Il percorso di iniziazione degli sciamani siberiani si concludeva  con un complesso rituale che vedeva l'aspirante sciamano arrampicarsi su di un albero di betulla, là dove entrava in comunicazione con il mondo degli dei e degli antenati, terminando così il suo apprendistato.

L'albero viene visto come potente mezzo per entrare in comunicazione con i mondi superiori e, così come facevano gli aspiranti sciamani, nei più importanti sacrifici dell'antica India vedica, il sovrano saliva su di una scala in cima al palo sacrificale, lo Yupa conficcato al suolo, e che simboleggiava uno degli alberi del paradiso, raggiungendo così il cielo per presentare le sue richieste alle divinità.



Una delle più belle immagini dell'albero della conoscenza resta comunque l’Albero della Bodhi, un Peepal (Ficus religiosa), sotto cui Siddharta otterrà l'illuminazione, divenendo il Buddha, il “risvegliato”. L'albero in questione è ancora vivo, o meglio è ancora vivo il discendente di questo albero (si ipotizza che sia il quinto od il sesto della serie, ogni volta riprodotto per talea da quello precedente), a Bodhgaya, in India ed è uno dei luoghi di pellegrinaggio più importanti per i devoti di fede buddista.

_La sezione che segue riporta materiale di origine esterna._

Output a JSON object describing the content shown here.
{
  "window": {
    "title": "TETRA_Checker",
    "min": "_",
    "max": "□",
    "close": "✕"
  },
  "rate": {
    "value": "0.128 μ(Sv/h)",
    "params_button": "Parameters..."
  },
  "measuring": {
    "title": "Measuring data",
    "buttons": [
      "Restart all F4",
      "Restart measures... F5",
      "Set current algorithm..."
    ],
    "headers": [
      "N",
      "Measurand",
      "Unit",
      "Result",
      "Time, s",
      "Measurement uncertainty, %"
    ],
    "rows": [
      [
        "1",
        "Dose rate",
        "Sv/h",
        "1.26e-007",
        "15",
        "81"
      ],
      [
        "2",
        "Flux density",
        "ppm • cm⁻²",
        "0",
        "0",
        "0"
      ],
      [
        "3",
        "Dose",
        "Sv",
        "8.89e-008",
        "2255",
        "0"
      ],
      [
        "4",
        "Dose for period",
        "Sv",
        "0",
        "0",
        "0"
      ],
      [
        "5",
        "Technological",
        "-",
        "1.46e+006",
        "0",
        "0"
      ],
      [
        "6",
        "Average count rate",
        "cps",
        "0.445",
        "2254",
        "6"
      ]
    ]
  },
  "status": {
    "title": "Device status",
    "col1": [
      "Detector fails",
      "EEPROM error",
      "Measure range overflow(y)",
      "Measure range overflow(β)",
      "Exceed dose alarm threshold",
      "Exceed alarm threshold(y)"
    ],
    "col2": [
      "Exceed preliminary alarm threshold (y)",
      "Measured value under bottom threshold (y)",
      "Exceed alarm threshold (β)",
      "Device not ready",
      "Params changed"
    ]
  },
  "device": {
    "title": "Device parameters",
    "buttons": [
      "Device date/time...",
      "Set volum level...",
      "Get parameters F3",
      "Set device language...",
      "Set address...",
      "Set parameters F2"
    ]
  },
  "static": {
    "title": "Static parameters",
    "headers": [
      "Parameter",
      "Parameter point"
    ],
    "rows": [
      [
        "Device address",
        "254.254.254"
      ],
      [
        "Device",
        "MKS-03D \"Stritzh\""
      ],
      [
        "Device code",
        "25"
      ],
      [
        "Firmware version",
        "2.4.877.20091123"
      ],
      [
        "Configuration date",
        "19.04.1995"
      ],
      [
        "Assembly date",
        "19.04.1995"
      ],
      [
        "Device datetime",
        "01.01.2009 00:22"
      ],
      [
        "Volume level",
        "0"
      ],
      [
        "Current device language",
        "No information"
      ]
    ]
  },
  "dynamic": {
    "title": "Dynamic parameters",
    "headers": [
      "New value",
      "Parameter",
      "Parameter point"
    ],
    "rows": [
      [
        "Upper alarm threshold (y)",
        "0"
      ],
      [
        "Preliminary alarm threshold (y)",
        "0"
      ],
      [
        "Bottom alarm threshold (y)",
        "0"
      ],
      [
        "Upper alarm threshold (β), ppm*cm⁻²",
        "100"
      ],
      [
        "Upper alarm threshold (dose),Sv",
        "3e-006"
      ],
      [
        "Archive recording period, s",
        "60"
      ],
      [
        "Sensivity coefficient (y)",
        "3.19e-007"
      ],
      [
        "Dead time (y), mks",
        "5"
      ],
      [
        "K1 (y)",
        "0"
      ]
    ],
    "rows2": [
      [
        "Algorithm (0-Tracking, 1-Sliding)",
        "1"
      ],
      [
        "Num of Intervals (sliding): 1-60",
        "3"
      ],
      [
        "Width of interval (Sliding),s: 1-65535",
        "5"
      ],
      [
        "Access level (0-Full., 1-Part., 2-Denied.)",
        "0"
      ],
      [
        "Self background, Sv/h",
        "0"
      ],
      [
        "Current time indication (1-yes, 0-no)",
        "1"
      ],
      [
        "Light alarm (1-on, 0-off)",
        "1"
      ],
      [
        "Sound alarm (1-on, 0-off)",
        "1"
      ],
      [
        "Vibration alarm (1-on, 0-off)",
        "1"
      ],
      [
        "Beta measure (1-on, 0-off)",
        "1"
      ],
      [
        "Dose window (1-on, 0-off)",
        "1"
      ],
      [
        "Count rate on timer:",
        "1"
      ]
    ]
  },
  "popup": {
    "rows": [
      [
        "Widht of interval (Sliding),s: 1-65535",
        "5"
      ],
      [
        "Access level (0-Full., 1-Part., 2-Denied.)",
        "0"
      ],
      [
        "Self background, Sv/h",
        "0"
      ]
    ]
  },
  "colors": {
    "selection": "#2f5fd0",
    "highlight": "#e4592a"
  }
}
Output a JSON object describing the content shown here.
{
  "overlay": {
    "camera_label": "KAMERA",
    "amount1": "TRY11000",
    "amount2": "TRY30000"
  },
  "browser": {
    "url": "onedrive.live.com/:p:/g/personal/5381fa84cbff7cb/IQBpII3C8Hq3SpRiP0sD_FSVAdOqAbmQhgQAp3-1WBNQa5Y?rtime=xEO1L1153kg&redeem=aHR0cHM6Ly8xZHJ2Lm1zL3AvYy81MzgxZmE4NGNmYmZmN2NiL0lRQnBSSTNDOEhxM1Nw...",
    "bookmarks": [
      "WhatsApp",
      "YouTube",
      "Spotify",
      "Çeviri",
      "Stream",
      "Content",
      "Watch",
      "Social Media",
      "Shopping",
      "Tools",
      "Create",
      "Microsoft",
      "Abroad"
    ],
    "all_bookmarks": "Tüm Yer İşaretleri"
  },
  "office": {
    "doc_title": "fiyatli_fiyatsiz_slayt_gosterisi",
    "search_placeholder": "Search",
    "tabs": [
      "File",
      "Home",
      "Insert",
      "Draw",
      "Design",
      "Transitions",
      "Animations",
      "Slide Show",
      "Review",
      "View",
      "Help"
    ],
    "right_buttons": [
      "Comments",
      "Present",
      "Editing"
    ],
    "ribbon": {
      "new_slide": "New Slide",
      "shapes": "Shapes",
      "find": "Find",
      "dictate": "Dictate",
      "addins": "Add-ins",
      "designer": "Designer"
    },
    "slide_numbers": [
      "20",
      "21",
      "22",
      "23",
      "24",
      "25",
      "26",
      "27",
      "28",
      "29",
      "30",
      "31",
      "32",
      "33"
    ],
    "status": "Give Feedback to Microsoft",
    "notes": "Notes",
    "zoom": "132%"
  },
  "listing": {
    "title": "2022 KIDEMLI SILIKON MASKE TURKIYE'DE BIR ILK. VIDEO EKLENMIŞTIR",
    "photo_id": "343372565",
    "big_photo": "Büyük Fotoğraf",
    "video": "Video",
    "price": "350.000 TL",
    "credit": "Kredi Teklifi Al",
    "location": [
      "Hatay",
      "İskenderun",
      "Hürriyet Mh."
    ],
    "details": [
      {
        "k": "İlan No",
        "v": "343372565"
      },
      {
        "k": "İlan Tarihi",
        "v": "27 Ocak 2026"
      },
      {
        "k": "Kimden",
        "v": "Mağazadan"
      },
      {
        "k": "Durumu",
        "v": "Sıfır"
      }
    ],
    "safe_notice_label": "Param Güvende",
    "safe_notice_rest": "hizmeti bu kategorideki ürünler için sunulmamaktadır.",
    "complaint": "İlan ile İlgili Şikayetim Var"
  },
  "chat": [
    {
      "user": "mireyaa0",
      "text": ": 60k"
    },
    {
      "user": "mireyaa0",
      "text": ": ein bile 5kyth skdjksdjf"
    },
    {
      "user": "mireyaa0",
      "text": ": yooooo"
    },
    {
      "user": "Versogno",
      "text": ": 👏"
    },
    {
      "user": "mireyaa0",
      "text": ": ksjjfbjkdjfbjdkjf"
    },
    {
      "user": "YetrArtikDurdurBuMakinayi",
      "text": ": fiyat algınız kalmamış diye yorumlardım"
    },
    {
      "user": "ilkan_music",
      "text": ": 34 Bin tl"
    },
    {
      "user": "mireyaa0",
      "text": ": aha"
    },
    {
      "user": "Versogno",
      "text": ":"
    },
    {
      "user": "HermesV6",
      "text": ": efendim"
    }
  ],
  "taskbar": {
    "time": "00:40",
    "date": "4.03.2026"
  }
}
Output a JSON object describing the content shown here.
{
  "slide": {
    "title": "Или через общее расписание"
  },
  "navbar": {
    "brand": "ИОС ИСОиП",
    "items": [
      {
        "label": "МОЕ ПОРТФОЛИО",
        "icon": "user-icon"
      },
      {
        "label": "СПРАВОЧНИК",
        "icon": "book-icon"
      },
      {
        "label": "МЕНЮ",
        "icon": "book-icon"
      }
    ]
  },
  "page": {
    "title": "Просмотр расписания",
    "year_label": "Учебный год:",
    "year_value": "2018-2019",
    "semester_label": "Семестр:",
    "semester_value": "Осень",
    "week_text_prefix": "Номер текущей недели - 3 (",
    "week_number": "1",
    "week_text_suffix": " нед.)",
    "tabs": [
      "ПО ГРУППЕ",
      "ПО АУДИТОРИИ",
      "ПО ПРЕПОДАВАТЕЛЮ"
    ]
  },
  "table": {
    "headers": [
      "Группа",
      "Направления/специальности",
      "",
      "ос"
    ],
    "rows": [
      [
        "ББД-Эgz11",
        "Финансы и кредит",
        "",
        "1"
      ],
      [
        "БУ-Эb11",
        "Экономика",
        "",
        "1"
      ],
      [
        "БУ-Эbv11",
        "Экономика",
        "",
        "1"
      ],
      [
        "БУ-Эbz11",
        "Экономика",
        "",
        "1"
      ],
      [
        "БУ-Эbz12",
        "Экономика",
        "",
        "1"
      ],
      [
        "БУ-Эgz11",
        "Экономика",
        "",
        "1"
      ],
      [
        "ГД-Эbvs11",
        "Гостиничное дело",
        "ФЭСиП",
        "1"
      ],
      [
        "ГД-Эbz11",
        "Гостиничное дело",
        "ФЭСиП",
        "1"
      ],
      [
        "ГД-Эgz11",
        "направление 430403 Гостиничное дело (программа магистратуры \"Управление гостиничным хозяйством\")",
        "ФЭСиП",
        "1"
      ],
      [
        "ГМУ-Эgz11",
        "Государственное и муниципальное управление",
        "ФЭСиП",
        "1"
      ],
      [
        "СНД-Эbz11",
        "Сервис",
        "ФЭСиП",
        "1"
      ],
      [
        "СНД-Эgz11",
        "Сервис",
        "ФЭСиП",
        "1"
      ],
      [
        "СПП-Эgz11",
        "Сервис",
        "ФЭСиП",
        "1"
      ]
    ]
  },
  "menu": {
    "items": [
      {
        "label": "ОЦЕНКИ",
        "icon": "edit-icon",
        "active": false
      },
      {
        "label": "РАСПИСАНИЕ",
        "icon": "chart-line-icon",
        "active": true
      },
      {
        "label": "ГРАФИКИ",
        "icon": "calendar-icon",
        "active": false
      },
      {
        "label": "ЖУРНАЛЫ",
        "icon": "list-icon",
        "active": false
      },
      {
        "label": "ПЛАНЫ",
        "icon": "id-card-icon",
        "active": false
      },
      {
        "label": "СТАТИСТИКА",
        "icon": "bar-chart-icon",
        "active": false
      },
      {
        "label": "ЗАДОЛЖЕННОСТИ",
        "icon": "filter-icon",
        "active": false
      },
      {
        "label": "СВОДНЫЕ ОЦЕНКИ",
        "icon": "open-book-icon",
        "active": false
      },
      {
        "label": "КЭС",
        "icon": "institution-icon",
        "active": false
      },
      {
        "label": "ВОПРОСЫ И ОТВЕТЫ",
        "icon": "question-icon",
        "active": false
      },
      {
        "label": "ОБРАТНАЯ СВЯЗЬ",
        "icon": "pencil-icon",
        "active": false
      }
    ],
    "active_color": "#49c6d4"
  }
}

Quest'albero, che la tradizione buddista vuole sia nato nello stesso momento in cui vide la luce il principe Siddharta, non è un accessorio casuale nel processo che porterà Buddha a trovare la soluzione al problema della sofferenza dell'uomo, ma bensì uno strumento essenziale per la conquista della conoscenza, il solo ed unico luogo dove poteva avvenire la sua acquisizione. Per sette giorni e sette notti Siddharta se ne starà seduto immobile nella posizione del loto, ed una volta raggiunto il suo scopo, resterà seduto ancora per lungo tempo, pieno di amore e di gratitudine per quell'albero che gli ha concesso la conoscenza. Sarà poi lo stesso Buddha ad indicarlo come rappresentante a tutti gli effetti della propria persona, come entità a cui i devoti si potessero rivolgere dopo che lui avesse lasciato la vita terrena.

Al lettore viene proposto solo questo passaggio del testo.